BUENOS AIRES – A mezzo secolo dal colpo di Stato che diede inizio dell’ultima dittatura civico-militare in Argentina, il calcio è tornato a diventare uno spazio di memoria collettiva.
Alla vigilia del 24 marzo, Giornata nazionale della memoria per la verità e la giustizia, l’Associazione del football argentino (Afa) e numerosi club della Serie A e delle serie minori hanno promosso diverse iniziative commemorative per rendere omaggio alle vittime del terrorismo di Stato e accompagnare i loro familiari.
In occasione della dodicesima giornata del Torneo Apertura 2026, tutte le squadre hanno posato con striscioni commemorativi, diffondendo in ogni stadio un unico messaggio che ha attraversato il Paese: “Memoria, Verità e Giustizia”. L’immagine, carica di simbolismo, ha cercato di rafforzare l’impegno del calcio nella difesa dei diritti umani e della democrazia.
“Il calcio torna a fermarsi per riflettere su uno dei momenti più dolorosi della storia nazionale. Il 24 marzo rappresenta una data di profondo significato per tutta la società – ha dichiarato la Afa in un comunicato ufficiale –. È un giorno dedicato alla memoria, alla riflessione collettiva e all’impegno permanente con la democrazia”.
Al di là dell’azione congiunta, diversi club hanno deciso di portare avanti iniziative proprie. Banfield, Independiente e Tigre hanno utilizzato patch commemorativi sulle maglie, mentre Independiente ha diffuso sui social un messaggio inequivocabile e perentorio: “Non dimentica né perdona. Memoria. Verità. Giustizia”.
Lanús, da parte sua, ha combinato l’uso del patch con un commovente riconoscimento ai soci desaparecidos. I loro nomi sono stati iscritti sui seggiolini della tribuna ufficiale dello stadio ed è stato realizzato un omaggio anche nel Paseo de la Memoria del club.
San Lorenzo, invece, ha scoperto una targa nel Polideportivo Roberto Pando in onore di sportivi, tifosi e soci desaparecidos durante la dittatura.
Racing ha organizzato una “Settimana della Memoria” con diverse attività, mentre Atlanta ha lanciato una maglia speciale che ricorda la data, parte del cui ricavato sarà destinato all’associazione delle Abuelas de Plaza de Mayo.

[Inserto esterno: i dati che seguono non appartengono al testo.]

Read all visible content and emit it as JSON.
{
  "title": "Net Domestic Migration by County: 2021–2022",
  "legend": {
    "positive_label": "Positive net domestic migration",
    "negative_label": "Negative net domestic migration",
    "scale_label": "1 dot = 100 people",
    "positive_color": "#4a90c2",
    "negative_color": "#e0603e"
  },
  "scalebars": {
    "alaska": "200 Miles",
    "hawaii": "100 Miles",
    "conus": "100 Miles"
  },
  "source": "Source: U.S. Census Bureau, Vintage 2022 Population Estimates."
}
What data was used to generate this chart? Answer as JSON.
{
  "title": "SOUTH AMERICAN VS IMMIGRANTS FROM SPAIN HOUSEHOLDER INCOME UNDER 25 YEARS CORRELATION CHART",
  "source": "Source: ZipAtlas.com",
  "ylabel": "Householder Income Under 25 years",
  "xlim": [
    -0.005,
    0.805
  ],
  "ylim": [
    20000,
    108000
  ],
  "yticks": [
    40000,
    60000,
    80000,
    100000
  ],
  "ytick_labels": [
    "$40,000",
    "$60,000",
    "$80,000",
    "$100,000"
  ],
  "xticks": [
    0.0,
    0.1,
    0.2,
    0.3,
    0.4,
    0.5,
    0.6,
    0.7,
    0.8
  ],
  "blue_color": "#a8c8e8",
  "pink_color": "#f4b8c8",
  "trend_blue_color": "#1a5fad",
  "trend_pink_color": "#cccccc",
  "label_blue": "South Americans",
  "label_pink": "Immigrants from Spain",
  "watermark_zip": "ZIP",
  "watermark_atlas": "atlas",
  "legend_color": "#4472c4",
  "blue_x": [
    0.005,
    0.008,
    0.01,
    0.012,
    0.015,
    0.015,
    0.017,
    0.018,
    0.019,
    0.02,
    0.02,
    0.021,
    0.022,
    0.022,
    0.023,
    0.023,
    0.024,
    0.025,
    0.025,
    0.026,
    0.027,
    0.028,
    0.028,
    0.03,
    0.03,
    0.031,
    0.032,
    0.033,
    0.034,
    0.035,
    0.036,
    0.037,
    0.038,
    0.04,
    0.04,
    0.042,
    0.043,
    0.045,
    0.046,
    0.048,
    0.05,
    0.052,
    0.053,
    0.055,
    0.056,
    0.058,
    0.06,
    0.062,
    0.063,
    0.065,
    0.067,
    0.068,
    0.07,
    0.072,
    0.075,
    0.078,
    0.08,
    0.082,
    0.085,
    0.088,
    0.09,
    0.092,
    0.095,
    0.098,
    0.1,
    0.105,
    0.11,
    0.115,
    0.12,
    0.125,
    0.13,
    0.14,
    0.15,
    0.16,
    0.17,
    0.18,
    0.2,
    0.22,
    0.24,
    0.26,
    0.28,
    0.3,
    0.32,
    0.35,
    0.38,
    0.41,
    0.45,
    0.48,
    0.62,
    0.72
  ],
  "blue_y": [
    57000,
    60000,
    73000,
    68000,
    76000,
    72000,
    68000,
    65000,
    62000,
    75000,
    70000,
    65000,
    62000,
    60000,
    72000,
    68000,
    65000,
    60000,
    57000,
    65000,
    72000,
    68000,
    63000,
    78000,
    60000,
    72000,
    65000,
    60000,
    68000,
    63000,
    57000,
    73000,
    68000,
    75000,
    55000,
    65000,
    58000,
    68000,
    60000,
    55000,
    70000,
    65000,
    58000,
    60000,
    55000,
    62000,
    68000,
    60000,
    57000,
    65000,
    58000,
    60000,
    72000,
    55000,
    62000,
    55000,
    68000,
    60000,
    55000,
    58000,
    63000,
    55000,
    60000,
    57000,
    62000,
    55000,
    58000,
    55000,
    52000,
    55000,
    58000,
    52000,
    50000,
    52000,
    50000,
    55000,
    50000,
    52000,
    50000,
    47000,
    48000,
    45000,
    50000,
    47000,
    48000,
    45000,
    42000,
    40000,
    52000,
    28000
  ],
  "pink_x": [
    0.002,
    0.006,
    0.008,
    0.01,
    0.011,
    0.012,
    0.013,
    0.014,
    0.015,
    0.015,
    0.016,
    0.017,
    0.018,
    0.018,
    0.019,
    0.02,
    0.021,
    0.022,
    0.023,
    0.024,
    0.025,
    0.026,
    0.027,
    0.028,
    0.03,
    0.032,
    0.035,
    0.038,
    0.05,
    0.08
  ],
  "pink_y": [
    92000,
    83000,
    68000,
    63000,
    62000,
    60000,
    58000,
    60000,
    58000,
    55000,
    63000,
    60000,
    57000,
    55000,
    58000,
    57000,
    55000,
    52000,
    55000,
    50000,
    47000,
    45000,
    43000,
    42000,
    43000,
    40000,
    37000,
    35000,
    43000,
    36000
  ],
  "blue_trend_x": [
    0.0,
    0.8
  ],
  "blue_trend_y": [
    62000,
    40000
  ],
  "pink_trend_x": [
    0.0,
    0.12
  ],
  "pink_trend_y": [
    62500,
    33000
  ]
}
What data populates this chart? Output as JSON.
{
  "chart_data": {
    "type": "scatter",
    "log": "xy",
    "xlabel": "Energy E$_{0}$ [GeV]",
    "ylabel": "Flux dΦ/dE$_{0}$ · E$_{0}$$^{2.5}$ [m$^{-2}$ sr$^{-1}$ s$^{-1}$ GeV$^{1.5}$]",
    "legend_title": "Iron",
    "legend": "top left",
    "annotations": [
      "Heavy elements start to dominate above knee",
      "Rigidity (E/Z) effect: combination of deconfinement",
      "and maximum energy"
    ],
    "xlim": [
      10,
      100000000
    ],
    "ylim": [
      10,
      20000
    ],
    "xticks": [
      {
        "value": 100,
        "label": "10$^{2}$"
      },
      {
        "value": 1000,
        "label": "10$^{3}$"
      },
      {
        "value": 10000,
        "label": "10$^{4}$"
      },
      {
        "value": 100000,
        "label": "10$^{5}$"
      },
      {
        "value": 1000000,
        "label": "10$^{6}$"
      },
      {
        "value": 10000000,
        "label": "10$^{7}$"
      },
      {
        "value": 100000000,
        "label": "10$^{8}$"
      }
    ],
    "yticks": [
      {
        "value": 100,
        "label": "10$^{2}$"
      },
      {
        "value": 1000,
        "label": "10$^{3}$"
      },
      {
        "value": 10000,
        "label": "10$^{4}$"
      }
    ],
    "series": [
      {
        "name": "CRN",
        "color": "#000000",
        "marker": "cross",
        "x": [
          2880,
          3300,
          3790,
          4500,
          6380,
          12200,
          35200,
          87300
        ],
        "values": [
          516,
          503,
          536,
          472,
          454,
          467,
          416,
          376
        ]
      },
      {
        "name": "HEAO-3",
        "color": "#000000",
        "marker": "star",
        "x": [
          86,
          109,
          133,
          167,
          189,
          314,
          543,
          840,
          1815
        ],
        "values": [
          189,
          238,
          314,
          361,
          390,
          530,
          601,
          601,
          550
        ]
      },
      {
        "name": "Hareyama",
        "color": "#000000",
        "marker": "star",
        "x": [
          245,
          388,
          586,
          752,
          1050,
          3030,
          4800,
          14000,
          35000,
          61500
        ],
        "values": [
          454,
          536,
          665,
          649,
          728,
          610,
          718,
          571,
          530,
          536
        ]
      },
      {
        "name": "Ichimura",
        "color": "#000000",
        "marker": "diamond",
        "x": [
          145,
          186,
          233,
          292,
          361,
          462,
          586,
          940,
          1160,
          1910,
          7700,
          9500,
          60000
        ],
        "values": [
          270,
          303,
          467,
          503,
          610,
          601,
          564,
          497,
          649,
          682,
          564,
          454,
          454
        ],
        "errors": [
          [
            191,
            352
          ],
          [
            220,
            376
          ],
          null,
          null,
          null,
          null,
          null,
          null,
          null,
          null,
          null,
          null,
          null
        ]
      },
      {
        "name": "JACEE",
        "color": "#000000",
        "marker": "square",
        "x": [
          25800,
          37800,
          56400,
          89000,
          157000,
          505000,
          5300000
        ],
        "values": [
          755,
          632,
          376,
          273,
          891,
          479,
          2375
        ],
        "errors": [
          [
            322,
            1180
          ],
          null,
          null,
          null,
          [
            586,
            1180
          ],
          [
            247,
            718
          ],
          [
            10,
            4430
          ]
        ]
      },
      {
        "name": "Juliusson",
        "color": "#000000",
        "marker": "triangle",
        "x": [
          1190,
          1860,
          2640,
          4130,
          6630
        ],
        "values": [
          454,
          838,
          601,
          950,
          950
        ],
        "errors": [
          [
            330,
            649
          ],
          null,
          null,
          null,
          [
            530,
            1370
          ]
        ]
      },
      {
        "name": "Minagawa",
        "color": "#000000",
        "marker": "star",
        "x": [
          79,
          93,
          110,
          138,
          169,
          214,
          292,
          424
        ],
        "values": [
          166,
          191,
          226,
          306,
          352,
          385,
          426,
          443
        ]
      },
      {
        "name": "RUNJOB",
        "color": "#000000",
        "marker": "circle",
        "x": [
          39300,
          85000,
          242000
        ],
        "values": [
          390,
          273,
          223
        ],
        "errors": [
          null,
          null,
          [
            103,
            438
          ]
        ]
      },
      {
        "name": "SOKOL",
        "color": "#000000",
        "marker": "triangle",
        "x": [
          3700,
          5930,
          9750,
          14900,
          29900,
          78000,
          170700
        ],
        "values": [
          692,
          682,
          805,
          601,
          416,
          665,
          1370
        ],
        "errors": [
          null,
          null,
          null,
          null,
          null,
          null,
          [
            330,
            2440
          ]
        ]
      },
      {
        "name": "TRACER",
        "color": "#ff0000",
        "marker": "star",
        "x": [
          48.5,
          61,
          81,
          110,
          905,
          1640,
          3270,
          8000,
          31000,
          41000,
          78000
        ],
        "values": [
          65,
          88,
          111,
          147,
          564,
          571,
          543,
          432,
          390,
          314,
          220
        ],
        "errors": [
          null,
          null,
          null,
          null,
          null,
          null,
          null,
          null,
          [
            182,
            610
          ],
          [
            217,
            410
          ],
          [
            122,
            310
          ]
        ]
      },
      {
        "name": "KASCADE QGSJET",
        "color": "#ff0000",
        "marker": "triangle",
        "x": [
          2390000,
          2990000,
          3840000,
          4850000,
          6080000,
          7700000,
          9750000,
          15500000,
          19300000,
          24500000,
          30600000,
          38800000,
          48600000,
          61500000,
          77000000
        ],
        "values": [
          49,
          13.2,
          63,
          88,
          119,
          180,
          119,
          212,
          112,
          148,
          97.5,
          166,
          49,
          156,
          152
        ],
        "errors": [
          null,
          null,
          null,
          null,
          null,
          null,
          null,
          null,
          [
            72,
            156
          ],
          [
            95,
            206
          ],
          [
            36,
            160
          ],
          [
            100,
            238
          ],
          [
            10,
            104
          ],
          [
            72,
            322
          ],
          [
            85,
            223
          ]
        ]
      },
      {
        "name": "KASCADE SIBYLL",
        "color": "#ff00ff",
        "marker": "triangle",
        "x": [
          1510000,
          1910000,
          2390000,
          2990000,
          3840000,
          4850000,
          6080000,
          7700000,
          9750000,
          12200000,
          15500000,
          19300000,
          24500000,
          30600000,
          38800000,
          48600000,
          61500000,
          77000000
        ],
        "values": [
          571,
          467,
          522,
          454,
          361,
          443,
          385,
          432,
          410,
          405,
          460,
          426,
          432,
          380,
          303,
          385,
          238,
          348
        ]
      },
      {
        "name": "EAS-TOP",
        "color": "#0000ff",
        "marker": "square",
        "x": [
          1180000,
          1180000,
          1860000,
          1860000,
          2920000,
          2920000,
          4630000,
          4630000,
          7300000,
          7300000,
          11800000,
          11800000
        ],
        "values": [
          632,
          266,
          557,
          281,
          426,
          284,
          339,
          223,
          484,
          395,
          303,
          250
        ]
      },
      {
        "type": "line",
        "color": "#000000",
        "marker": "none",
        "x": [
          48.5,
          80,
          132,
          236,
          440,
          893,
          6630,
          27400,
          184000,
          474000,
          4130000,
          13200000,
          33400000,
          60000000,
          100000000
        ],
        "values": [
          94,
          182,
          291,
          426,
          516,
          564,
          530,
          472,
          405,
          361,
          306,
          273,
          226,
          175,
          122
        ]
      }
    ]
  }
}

Parallelamente, Ferro ha promosso una campagna per stampare i fazzoletti delle Madres e Abuelas sulle maglie, e All Boys ha convocato uno spazio di riflessione per ricordare le vittime legate all’istituzione.
Boca Juniors si è unito agli omaggi con un atto di forte valore simbolico: la restituzione della tessera di socio ai familiari di José Luis Hazan, tifoso del club sequestrato e desaparecido durante la dittatura insieme alla moglie e alla figlia di tre anni. “Il club accompagna i suoi familiari in questo esercizio di memoria e riparazione”, hanno sottolineato dall’istituzione.
All’interno del Paese, club come Instituto, Belgrano, Talleres ed Estudiantes de Río Cuarto hanno partecipato all’iniziativa “Clubes y Memoria”, che organizza azioni congiunte tra enti sportivi e organismi per i diritti umani. Belgrano, inoltre, ha diffuso un messaggio di totale adesione alla democrazia, prima della partita: “A 50 anni, torniamo a dire #NuncaMás”.
Argentinos Juniors ha adattato la grafica dei propri social per ricordare soci e tifosi vittime della repressione, mentre altre istituzioni, come Almagro e Ituzaingó, hanno espresso pubblicamente il loro rifiuto del terrorismo di Stato e il loro impegno per la memoria storica.
Le serie minori, storicamente legate alla vita sociale dei quartieri, hanno avuto una partecipazione attiva in questa giornata, rafforzando il ruolo del calcio come spazio di costruzione collettiva e trasmissione di valori.
A 50 anni dal colpo di Stato del 24 marzo 1976, il calcio argentino ha mostrato ancora una volta che la sua influenza va oltre lo sport. In ogni gesto, in ogni maglia e in ogni omaggio, il messaggio è stato chiaro: mantenere viva la memoria è un compito condiviso, indispensabile per consolidare una società più giusta e democratica.